Vokalist Philip Stancil ve besteci Matthew Doty'den oluşan Los Angeles kökenli Midnight Faces, ikinci albümleri The Fire Is Gone'ı (tıpkı bir sene önceki Fornication'ı olduğu gibi) sessiz sedasız gün yüzüne çıkardı. Bu sevimli iki adam, o kadar iddiasız, o kadar sade, o kadar samimi bir post-punk yapıyor ki, bu türün tabiatı gereği olan hüznün lezzeti 8 şarkının her birine ziyadesiyle sinmiş bulunuyor. Zaten Matthew'ün dediğine göre albümü onun dairesinde sadece kendileri için yapmışlar. Ama bu demeçten hareketle albümün o son derece sıkıcı kişisel işlerden biri olduğu anlaşılmasın. Tabii türe uzak, radyolara yakın kitleyi ilk seferde kucaklayacak bir albüm de sayılmaz. Midnight Faces'ın kişiselliği aslında post-punk ve new wave kardeşlerin tam da hamurunda olması gerekli kişiselliğin ete, kemiğe, notalara, liriklere bürünmüş hali. Bu gibi durumlarda işin sırrı büyük ölçüde o mütevazide saklı oluyor.

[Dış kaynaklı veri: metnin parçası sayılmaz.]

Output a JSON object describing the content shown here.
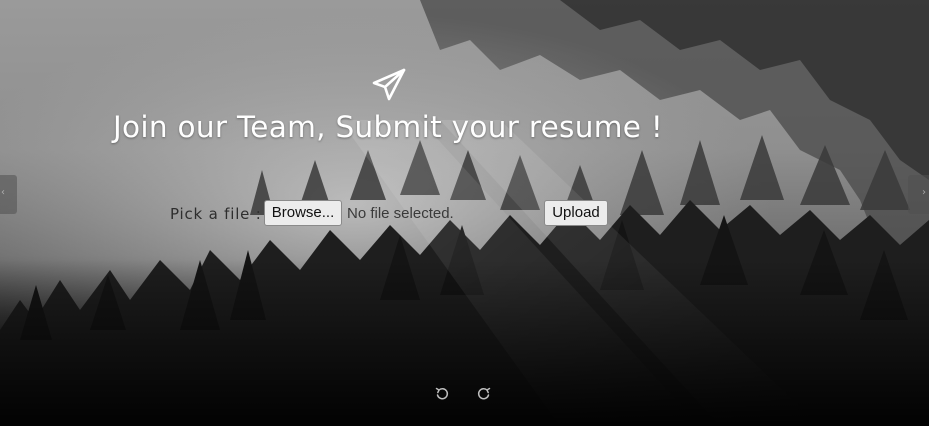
{
  "page": {
    "title": "Join our Team, Submit your resume !"
  },
  "upload_form": {
    "label": "Pick a file :",
    "browse_label": "Browse...",
    "file_status": "No file selected.",
    "upload_label": "Upload"
  },
  "icons": {
    "header": "paper-plane-icon",
    "carousel_prev": "chevron-left-icon",
    "carousel_next": "chevron-right-icon",
    "undo": "rotate-ccw-icon",
    "redo": "rotate-cw-icon"
  },
  "colors": {
    "title_text": "#ffffff",
    "label_text": "#2e2e2e",
    "button_bg": "#ececec",
    "fog_light": "#bdbdbd",
    "forest_dark": "#0a0a0a"
  }
}
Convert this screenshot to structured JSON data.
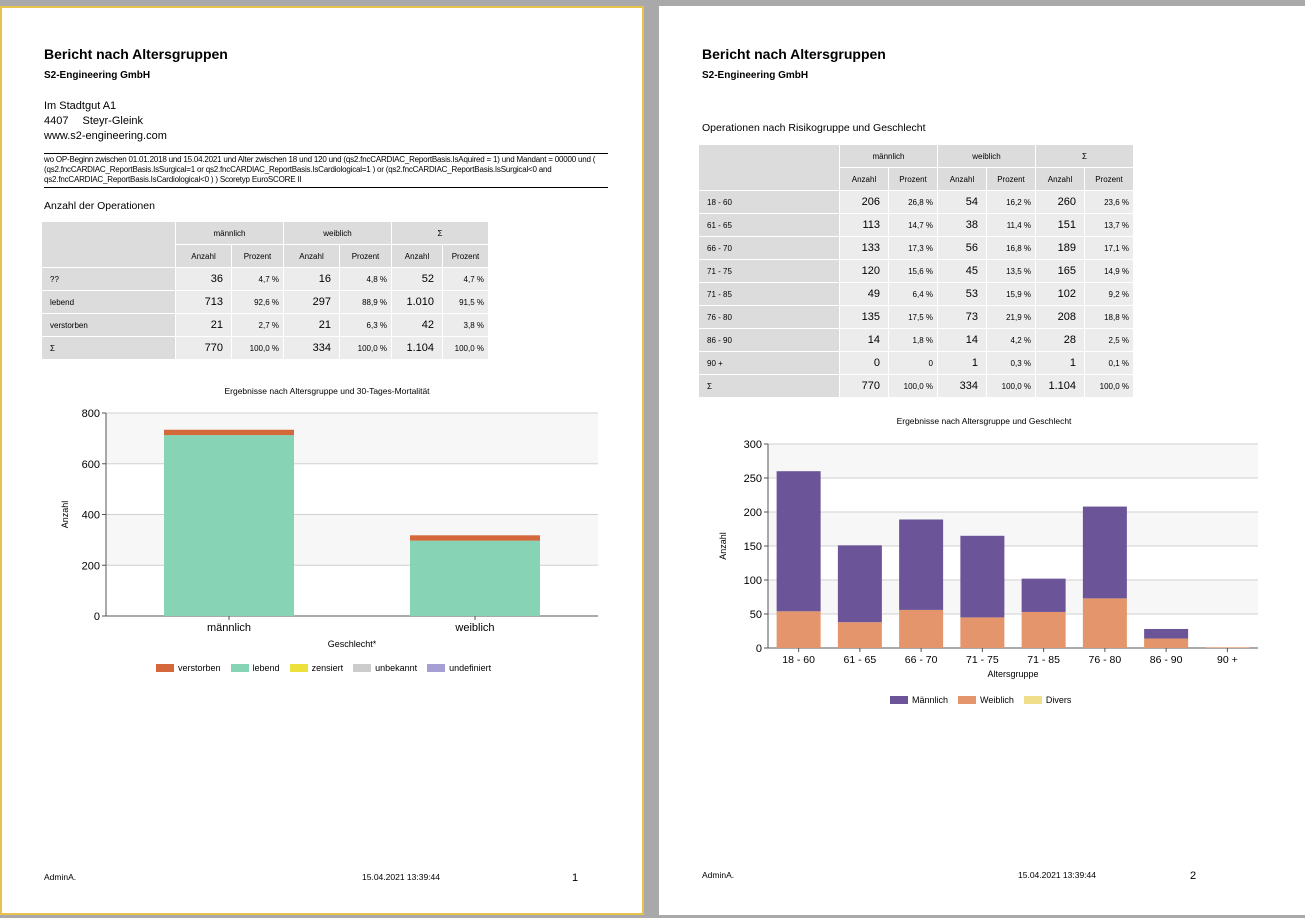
{
  "report_title": "Bericht nach Altersgruppen",
  "company": "S2-Engineering GmbH",
  "address": {
    "street": "Im Stadtgut A1",
    "zip": "4407",
    "city": "Steyr-Gleink",
    "web": "www.s2-engineering.com"
  },
  "filter_text": "wo OP-Beginn zwischen 01.01.2018 und 15.04.2021 und Alter zwischen 18 und 120 und (qs2.fncCARDIAC_ReportBasis.IsAquired = 1) und Mandant = 00000 und ( (qs2.fncCARDIAC_ReportBasis.IsSurgical=1 or qs2.fncCARDIAC_ReportBasis.IsCardiological=1 ) or (qs2.fncCARDIAC_ReportBasis.IsSurgical<0 and qs2.fncCARDIAC_ReportBasis.IsCardiological<0 ) ) Scoretyp EuroSCORE II",
  "headers": {
    "male": "männlich",
    "female": "weiblich",
    "sum": "Σ",
    "count": "Anzahl",
    "percent": "Prozent"
  },
  "table1": {
    "section_title": "Anzahl der Operationen",
    "rows": [
      {
        "label": "??",
        "m_n": "36",
        "m_p": "4,7 %",
        "w_n": "16",
        "w_p": "4,8 %",
        "s_n": "52",
        "s_p": "4,7 %"
      },
      {
        "label": "lebend",
        "m_n": "713",
        "m_p": "92,6 %",
        "w_n": "297",
        "w_p": "88,9 %",
        "s_n": "1.010",
        "s_p": "91,5 %"
      },
      {
        "label": "verstorben",
        "m_n": "21",
        "m_p": "2,7 %",
        "w_n": "21",
        "w_p": "6,3 %",
        "s_n": "42",
        "s_p": "3,8 %"
      },
      {
        "label": "Σ",
        "m_n": "770",
        "m_p": "100,0 %",
        "w_n": "334",
        "w_p": "100,0 %",
        "s_n": "1.104",
        "s_p": "100,0 %"
      }
    ]
  },
  "table2": {
    "section_title": "Operationen nach Risikogruppe und Geschlecht",
    "rows": [
      {
        "label": "18 - 60",
        "m_n": "206",
        "m_p": "26,8 %",
        "w_n": "54",
        "w_p": "16,2 %",
        "s_n": "260",
        "s_p": "23,6 %"
      },
      {
        "label": "61 - 65",
        "m_n": "113",
        "m_p": "14,7 %",
        "w_n": "38",
        "w_p": "11,4 %",
        "s_n": "151",
        "s_p": "13,7 %"
      },
      {
        "label": "66 - 70",
        "m_n": "133",
        "m_p": "17,3 %",
        "w_n": "56",
        "w_p": "16,8 %",
        "s_n": "189",
        "s_p": "17,1 %"
      },
      {
        "label": "71 - 75",
        "m_n": "120",
        "m_p": "15,6 %",
        "w_n": "45",
        "w_p": "13,5 %",
        "s_n": "165",
        "s_p": "14,9 %"
      },
      {
        "label": "71 - 85",
        "m_n": "49",
        "m_p": "6,4 %",
        "w_n": "53",
        "w_p": "15,9 %",
        "s_n": "102",
        "s_p": "9,2 %"
      },
      {
        "label": "76 - 80",
        "m_n": "135",
        "m_p": "17,5 %",
        "w_n": "73",
        "w_p": "21,9 %",
        "s_n": "208",
        "s_p": "18,8 %"
      },
      {
        "label": "86 - 90",
        "m_n": "14",
        "m_p": "1,8 %",
        "w_n": "14",
        "w_p": "4,2 %",
        "s_n": "28",
        "s_p": "2,5 %"
      },
      {
        "label": "90 +",
        "m_n": "0",
        "m_p": "0",
        "w_n": "1",
        "w_p": "0,3 %",
        "s_n": "1",
        "s_p": "0,1 %"
      },
      {
        "label": "Σ",
        "m_n": "770",
        "m_p": "100,0 %",
        "w_n": "334",
        "w_p": "100,0 %",
        "s_n": "1.104",
        "s_p": "100,0 %"
      }
    ]
  },
  "chart_data": [
    {
      "type": "bar",
      "stacked": true,
      "title": "Ergebnisse nach Altersgruppe und 30-Tages-Mortalität",
      "xlabel": "Geschlecht*",
      "ylabel": "Anzahl",
      "categories": [
        "männlich",
        "weiblich"
      ],
      "ylim": [
        0,
        800
      ],
      "yticks": [
        0,
        200,
        400,
        600,
        800
      ],
      "grid": true,
      "legend_position": "bottom",
      "series": [
        {
          "name": "verstorben",
          "color": "#d4683a",
          "values": [
            21,
            21
          ]
        },
        {
          "name": "lebend",
          "color": "#86d3b5",
          "values": [
            713,
            297
          ]
        },
        {
          "name": "zensiert",
          "color": "#ece03d",
          "values": [
            0,
            0
          ]
        },
        {
          "name": "unbekannt",
          "color": "#cccccc",
          "values": [
            0,
            0
          ]
        },
        {
          "name": "undefiniert",
          "color": "#a59fd3",
          "values": [
            0,
            0
          ]
        }
      ],
      "stack_order": [
        "lebend",
        "verstorben",
        "zensiert",
        "unbekannt",
        "undefiniert"
      ]
    },
    {
      "type": "bar",
      "stacked": true,
      "title": "Ergebnisse nach Altersgruppe und Geschlecht",
      "xlabel": "Altersgruppe",
      "ylabel": "Anzahl",
      "categories": [
        "18 - 60",
        "61 - 65",
        "66 - 70",
        "71 - 75",
        "71 - 85",
        "76 - 80",
        "86 - 90",
        "90 +"
      ],
      "ylim": [
        0,
        300
      ],
      "yticks": [
        0,
        50,
        100,
        150,
        200,
        250,
        300
      ],
      "grid": true,
      "legend_position": "bottom",
      "series": [
        {
          "name": "Männlich",
          "color": "#6b5598",
          "values": [
            206,
            113,
            133,
            120,
            49,
            135,
            14,
            0
          ]
        },
        {
          "name": "Weiblich",
          "color": "#e4956b",
          "values": [
            54,
            38,
            56,
            45,
            53,
            73,
            14,
            1
          ]
        },
        {
          "name": "Divers",
          "color": "#f1de8a",
          "values": [
            0,
            0,
            0,
            0,
            0,
            0,
            0,
            0
          ]
        }
      ],
      "stack_order": [
        "Weiblich",
        "Männlich",
        "Divers"
      ]
    }
  ],
  "footer": {
    "user": "AdminA.",
    "datetime": "15.04.2021 13:39:44",
    "page1": "1",
    "page2": "2"
  }
}
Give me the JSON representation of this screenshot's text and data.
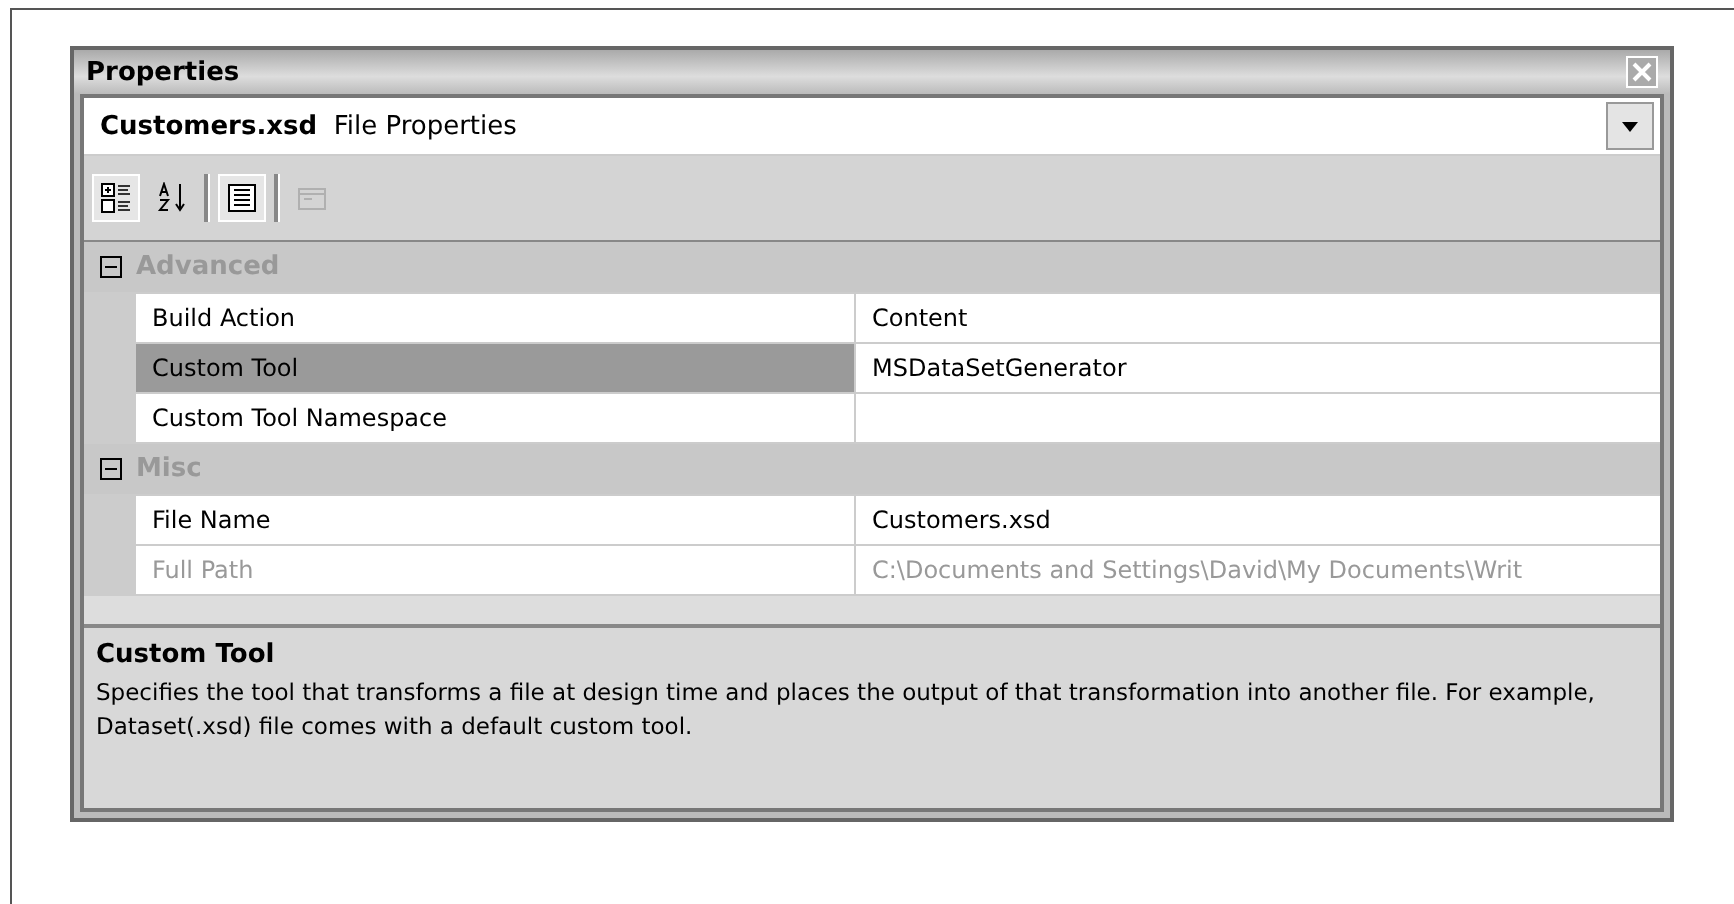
{
  "panel": {
    "title": "Properties"
  },
  "object_selector": {
    "name": "Customers.xsd",
    "type": "File Properties"
  },
  "toolbar": [
    {
      "kind": "categorized",
      "selected": true,
      "disabled": false
    },
    {
      "kind": "alphabetical",
      "selected": false,
      "disabled": false
    },
    {
      "kind": "properties",
      "selected": true,
      "disabled": false
    },
    {
      "kind": "events",
      "selected": false,
      "disabled": true
    }
  ],
  "categories": [
    {
      "label": "Advanced",
      "expanded": true,
      "properties": [
        {
          "name": "Build Action",
          "value": "Content",
          "selected": false,
          "disabled": false
        },
        {
          "name": "Custom Tool",
          "value": "MSDataSetGenerator",
          "selected": true,
          "disabled": false
        },
        {
          "name": "Custom Tool Namespace",
          "selected": false,
          "disabled": false
        }
      ]
    },
    {
      "label": "Misc",
      "expanded": true,
      "properties": [
        {
          "name": "File Name",
          "value": "Customers.xsd",
          "selected": false,
          "disabled": false
        },
        {
          "name": "Full Path",
          "value": "C:\\Documents and Settings\\David\\My Documents\\Writ",
          "selected": false,
          "disabled": true
        }
      ]
    }
  ],
  "description": {
    "title": "Custom Tool",
    "text": "Specifies the tool that transforms a file at design time and places the output of that transformation into another file. For example, Dataset(.xsd) file comes with a default custom tool."
  }
}
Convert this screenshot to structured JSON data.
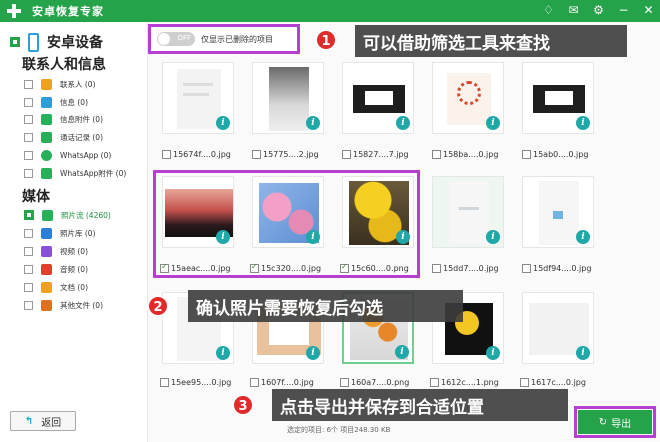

Özellikle Shadows, Hold Tight, Give It Up, The Fire Is Gone şarkılarına ilk, bilemedin ikinci dinleyişte hemen kanım kaynadı. Erken The Cure izleri taşıyan Over Again ve This Time, yavaş bir synth pop tadı içeren Animal ve açılışı yapan Wake Me'yi de onlara ekleyince albümün tamamından söz etmiş oluyoruz. Dream pop iken synth pop, post-punk iken 80'ler diskosu kılığına girerek şarkılar arasında müthiş bir denge sağlıyorlar. Buna rağmen birbirinden hiç ayrı durmuyorlar. Neye benzerse benzesinler, tempolu şarkılarında bile üzgün olmayı başarmışlar. Üzgün olmak bir başarı mıdır sorusunu duymamazlıktan geliyorum. Zira yapacağınız bir şarkıda mutlu veya kızgın olmayı çok kolay başarırsınız. En zorudur üzgün şarkı yazmak. Dünyada bu kadar ölüm, felaket, adaletsizlik varken bile zordur üstelik. Mesele tam olarak üzgün olmak da değil. Ona önce kendini, sonra dinleyenleri inandırabilmek.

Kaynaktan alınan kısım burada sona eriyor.